= Quarter-zip movement =

2025 social media-driven fashion trend

The Quarter-zip movement is a social media-driven lifestyle and fashion trend that originated in the United States in late 2025. The movement was created and popularized by Instagram and TikTok personality Jason Gyamfi (known on Instagram as @whois.jason), who publicly declared "I'm a quarter-zip guy now" in November 2025. The statement became the catalyst for a rapidly growing microculture among Black/African American and Middle Eastern youth.

The movement encourages young men to replace traditional "Nike Tech" streetwear with quarter-zip sweaters and adopt a more polished, self-disciplined identity referred to as the Young Gentleman persona. It also promotes lifestyle shifts such as switching from coffee to matcha and reducing fast-food consumption.

== Origins ==
In November 2025, Jason Gyamfi posted a short-form video announcing his transition from "Nike Tech guy" to "quarter-zip guy." The clip went viral on Instagram Reels and TikTok, sparking rapid adoption among teens and young adults who already followed Gyamfi for comedy, fashion, and aspirational content.

The movement's early community spread heavily within Black/African American and Middle Eastern diaspora groups in the United States, many of whom connected with Gyamfi's messaging about personal presentation, self-improvement, and rejecting limiting cultural stereotypes.

== Aesthetic ==
The movement's aesthetic centers on:

- neutral-tone quarter-zip sweaters
- minimalist footwear such as clean sneakers or loafers
- straight-fit or slim-fit pants
- groomed styles and understated accessories

Supporters often post "quarter-zip transformation" videos, highlighting humorous but intentional lifestyle upgrades.

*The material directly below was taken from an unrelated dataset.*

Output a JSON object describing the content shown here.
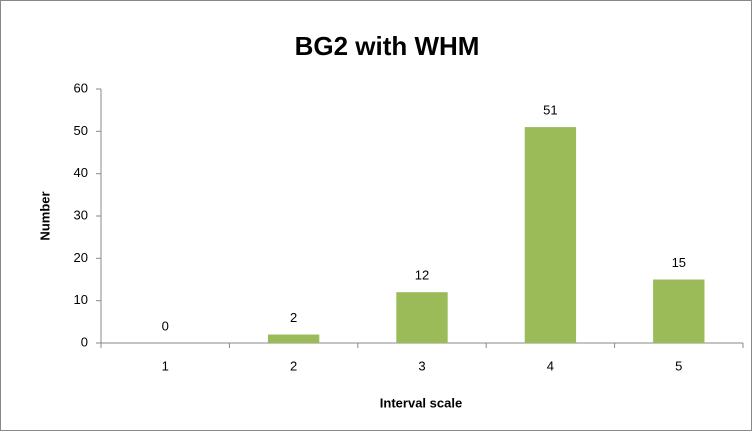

== Lifestyle principles ==
Followers of the movement emphasize:

- replacing coffee with matcha
- decreasing or eliminating fast-food consumption
- adopting a calm, composed demeanor
- prioritizing education and discipline
- distancing from chaotic or hyper-aggressive behavior patterns

The shift represents a rebranding of the previous “YN” (Young Nigga) identity into the more mature self-image of a Young Gentleman.

== Spread ==
As of November 2025, the Quarter-Zip Movement has spread across Instagram, TikTok, Snapchat, and various school-based online communities. The Quarter Zip Movement accumulated millions of views as users posted comedic reenactments, outfit showcases, and memes tied to the new "gentleman-coded" aesthetic.

== Reception ==

=== Support ===
Supporters view the movement as a positive cultural shift, encouraging:

- healthier habits
- reduced aggression
- improved self-presentation
- academic focus
- humor-driven but meaningful self-development

Many followers praise Gyamfi for offering an alternative model of masculinity.

=== Criticism ===
A few Black/African American internet personalities have criticized the movement for implying that Nike Tech–related fashion should be abandoned rather than embraced as part of modern Black identity. Critics argue that the trend risks shaming individuals who resonate with streetwear culture or cannot afford to adopt new wardrobes.